Xavier Frison

Pleins feux sur le synchrotron Soleil

En pleine Année internationale de la lumière, retour sur l’histoire d’un centre de recherche situé dans l’Essonne, qui se sert du rayonnement pour étudier la matière avec une précision inégalée.

C’est une drôle de centrifugeuse géante, où tournent des électrons à grande vitesse. Cette intense activité produit des ondes électromagnétiques, des infrarouges aux rayons X en passant par les ultraviolets. Le tout constitue ce rayonnement appelé « lumière » que les scientifiques utilisent pour leurs expérimentations. Les matériaux étudiés dans les tunnels du synchrotron Soleil, le petit nom de la centrifugeuse installée à Saint-Aubin sur le plateau de Saclay (91), sont de natures très diverses.

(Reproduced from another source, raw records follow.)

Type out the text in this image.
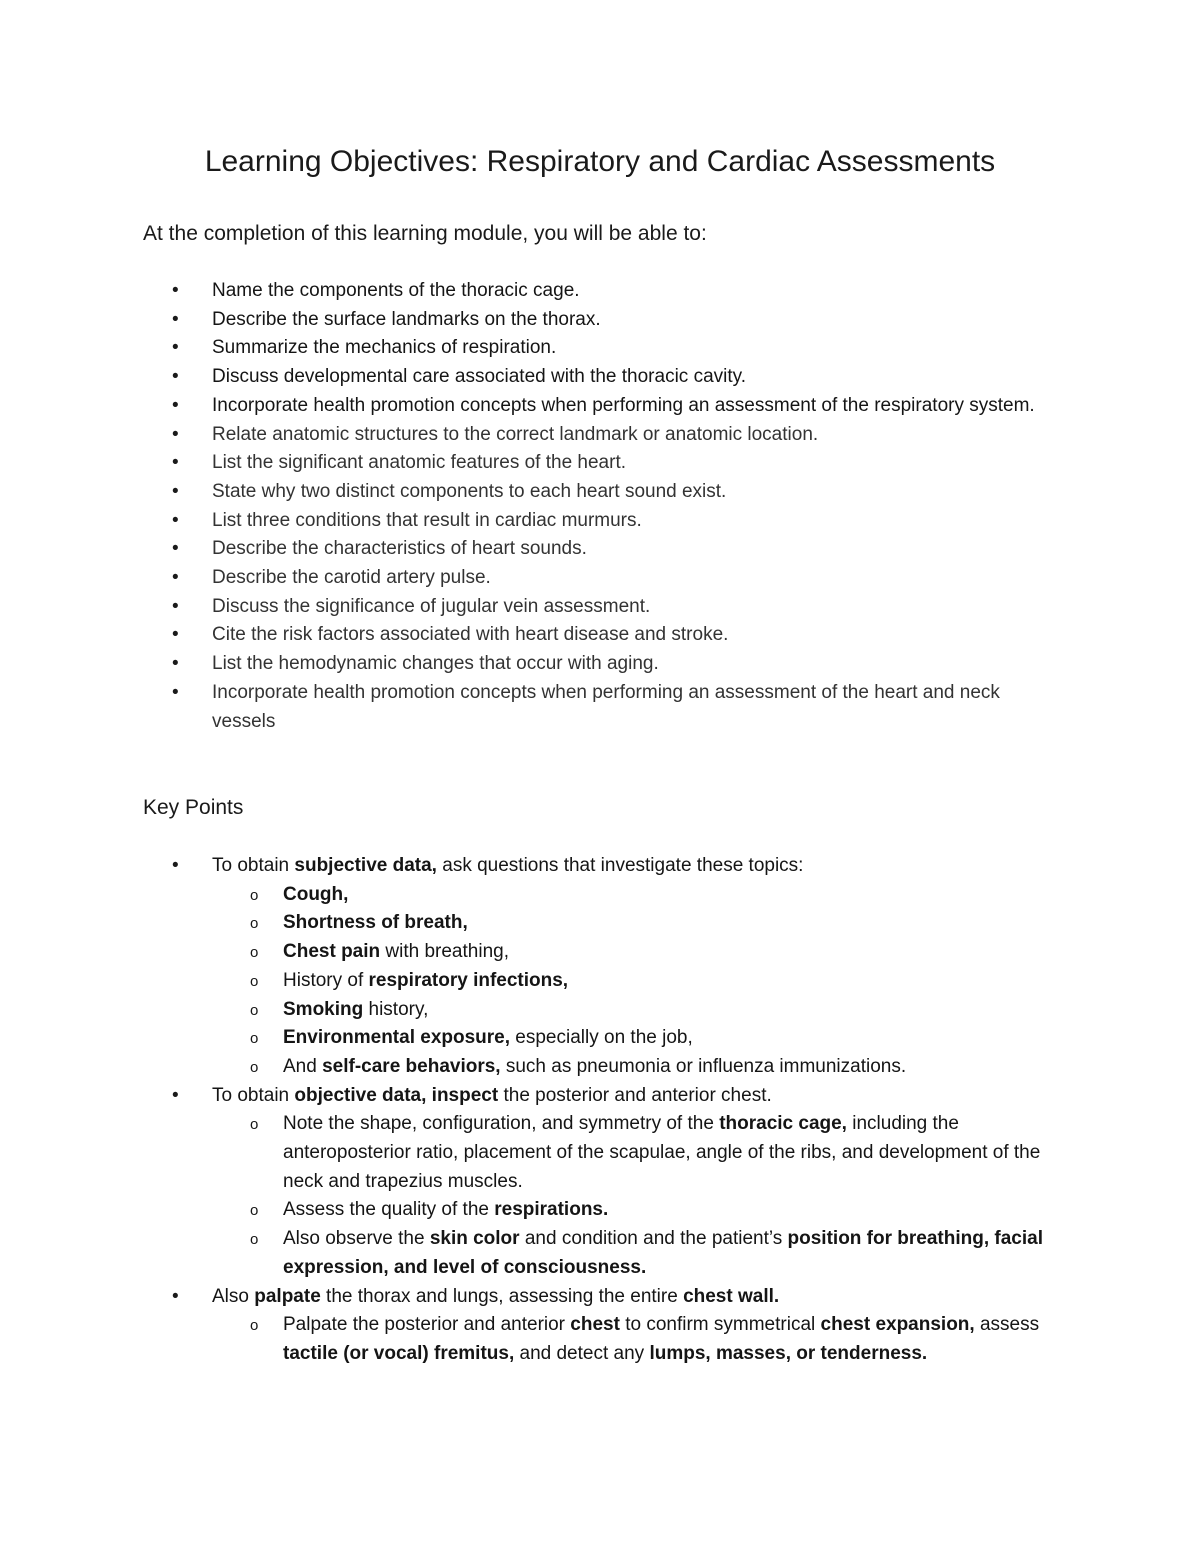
Learning Objectives: Respiratory and Cardiac Assessments
At the completion of this learning module, you will be able to:
• Name the components of the thoracic cage.
• Describe the surface landmarks on the thorax.
• Summarize the mechanics of respiration.
• Discuss developmental care associated with the thoracic cavity.
• Incorporate health promotion concepts when performing an assessment of the respiratory system.
• Relate anatomic structures to the correct landmark or anatomic location.
• List the significant anatomic features of the heart.
• State why two distinct components to each heart sound exist.
• List three conditions that result in cardiac murmurs.
• Describe the characteristics of heart sounds.
• Describe the carotid artery pulse.
• Discuss the significance of jugular vein assessment.
• Cite the risk factors associated with heart disease and stroke.
• List the hemodynamic changes that occur with aging.
• Incorporate health promotion concepts when performing an assessment of the heart and neck vessels
Key Points
• To obtain subjective data, ask questions that investigate these topics:
o Cough,
o Shortness of breath,
o Chest pain with breathing,
o History of respiratory infections,
o Smoking history,
o Environmental exposure, especially on the job,
o And self-care behaviors, such as pneumonia or influenza immunizations.
• To obtain objective data, inspect the posterior and anterior chest.
o Note the shape, configuration, and symmetry of the thoracic cage, including the anteroposterior ratio, placement of the scapulae, angle of the ribs, and development of the neck and trapezius muscles.
o Assess the quality of the respirations.
o Also observe the skin color and condition and the patient’s position for breathing, facial expression, and level of consciousness.
• Also palpate the thorax and lungs, assessing the entire chest wall.
o Palpate the posterior and anterior chest to confirm symmetrical chest expansion, assess tactile (or vocal) fremitus, and detect any lumps, masses, or tenderness.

Une équipe de scientifiques travaille dans la « cabine d’expérience » de Lucia, l’une des « lignes de lumière » du synchrotron.
© V. Moncorgé/Soleil

Des applications concrètes

En médecine, la lumière du synchrotron peut ainsi servir à déterminer si un greffon de foie est sain ou non. Ou à concevoir des médicaments plus efficaces. L’industrie agroalimentaire va travailler sur la réduction de la quantité d’huile dans les frites ou la conservation des aliments. Grâce au synchrotron, les cosmétiques vont être améliorés, les innovations à base de nanomatériaux, développées. Les restaurateurs d’oeuvres d’art vont pouvoir découvrir pourquoi la peinture de telle toile se détériore, ou ce qui fait le son exceptionnel des mythiques violons Stradivarius. Utilisé à pleine capacité par la communauté scientifique française et internationale, le synchrotron Soleil a une histoire mouvementée. 

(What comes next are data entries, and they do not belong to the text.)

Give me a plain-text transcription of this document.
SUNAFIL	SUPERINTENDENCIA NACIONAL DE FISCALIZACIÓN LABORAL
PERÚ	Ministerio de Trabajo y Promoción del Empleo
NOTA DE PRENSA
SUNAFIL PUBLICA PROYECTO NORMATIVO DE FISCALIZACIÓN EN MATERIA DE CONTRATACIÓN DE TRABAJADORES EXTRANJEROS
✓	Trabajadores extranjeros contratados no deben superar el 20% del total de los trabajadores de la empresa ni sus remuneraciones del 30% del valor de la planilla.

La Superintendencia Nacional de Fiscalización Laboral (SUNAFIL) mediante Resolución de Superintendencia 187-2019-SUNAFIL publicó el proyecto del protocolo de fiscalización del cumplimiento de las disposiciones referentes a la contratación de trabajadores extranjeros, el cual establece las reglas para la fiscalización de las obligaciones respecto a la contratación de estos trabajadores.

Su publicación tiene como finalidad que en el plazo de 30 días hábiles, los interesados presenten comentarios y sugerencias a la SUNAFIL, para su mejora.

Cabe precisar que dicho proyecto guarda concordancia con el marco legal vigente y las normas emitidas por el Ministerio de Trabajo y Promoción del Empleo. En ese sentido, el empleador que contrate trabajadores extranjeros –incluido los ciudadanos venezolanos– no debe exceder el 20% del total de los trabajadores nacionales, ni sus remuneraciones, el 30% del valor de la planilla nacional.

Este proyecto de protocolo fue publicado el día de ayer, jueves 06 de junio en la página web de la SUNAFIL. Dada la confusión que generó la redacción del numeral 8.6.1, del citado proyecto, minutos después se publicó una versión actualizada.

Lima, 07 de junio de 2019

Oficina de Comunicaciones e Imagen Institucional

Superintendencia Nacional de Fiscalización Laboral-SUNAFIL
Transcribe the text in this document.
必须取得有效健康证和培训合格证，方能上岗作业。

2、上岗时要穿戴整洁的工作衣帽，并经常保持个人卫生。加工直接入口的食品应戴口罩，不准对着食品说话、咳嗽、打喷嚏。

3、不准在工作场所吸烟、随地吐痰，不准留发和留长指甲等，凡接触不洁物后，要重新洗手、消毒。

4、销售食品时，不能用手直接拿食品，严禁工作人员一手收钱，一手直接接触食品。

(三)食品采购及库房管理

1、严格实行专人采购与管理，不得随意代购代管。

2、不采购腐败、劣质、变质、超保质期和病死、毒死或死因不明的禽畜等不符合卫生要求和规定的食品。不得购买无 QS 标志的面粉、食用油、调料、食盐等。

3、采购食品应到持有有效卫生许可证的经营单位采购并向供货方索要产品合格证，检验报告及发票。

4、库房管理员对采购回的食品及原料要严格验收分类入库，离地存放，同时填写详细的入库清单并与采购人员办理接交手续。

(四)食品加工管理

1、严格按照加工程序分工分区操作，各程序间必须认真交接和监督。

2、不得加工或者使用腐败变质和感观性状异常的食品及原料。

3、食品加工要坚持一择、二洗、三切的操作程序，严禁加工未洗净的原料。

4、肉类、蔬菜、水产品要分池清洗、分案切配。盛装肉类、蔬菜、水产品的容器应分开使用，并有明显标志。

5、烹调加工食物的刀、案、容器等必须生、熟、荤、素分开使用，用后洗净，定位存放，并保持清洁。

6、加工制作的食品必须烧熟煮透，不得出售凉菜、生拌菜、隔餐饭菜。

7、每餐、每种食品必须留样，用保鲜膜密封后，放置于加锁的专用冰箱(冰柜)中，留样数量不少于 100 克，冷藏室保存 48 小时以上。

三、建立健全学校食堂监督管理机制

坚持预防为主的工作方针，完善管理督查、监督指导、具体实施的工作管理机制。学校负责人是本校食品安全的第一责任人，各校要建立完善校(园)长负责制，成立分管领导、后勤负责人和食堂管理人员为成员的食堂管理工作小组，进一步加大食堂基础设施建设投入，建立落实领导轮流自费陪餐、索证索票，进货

Fini les collisions de particules

Dans les années 1960, on parie sur les « collisionneurs » de particules. Le principe est de pulvériser celles-ci les unes contre les autres dans un grand anneau afin d’étudier leur composition. Très vite, les scientifiques constatent qu’elles perdent une partie de leur énergie avant l’impact. C’est le fameux rayonnement synchrotron, qui sera exploité quelques années plus tard. Fini les collisions : on fait tourner les particules comme les voitures à Indianapolis, en aménageant des sorties, sortes de stands vers lesquels la lumière est dirigée. C’est là, en bout de course de la lumière échappée des particules tournoyantes, que l’on place la matière à étudier. Les scientifiques choisissent alors un stand, un vrai laboratoire de recherche appelé « ligne de lumière », selon la gamme d’ondes nécessaire à leur échantillon. Issu d’une longue tradition d’accélérateurs de particules sur la faculté des sciences d’Orsay, le premier synchrotron 100 % français voit le jour dans les années 1980 au sein du Laboratoire pour l’utilisation du rayonnement électromagnétique (Lure).
Au début des années 1990, les scientifiques planchent sur un nouveau synchrotron car les équipements du Lure vieillissent. Leur projet est bien avancé lorsque, en 1999, une lutte féroce va les opposer à leur ministre d’alors, Claude Allègre. Ce dernier veut privilégier le cofinancement d’un synchrotron en… Grande-Bretagne. Finalement, en 2001,la Région Île-de-France et les autres partenaires du projet signent l’acte de naissance de Soleil. Les premiers coups de pioche seront donnés en 2003 ; le 18 décembre 2006, le président de la République Jacques Chirac inaugure enfin le synchrotron Soleil. Seules trois lignes de lumière, les « stands » évoqués plus haut, sont prêtes. Il faut attendre 2008 et six lignes opérationnelles pour voir arriver les premiers utilisateurs extérieurs, qui réservent du « temps de faisceau » par tranches de huit heures, un peu comme un groupe de rock dans un studio d’enregistrement.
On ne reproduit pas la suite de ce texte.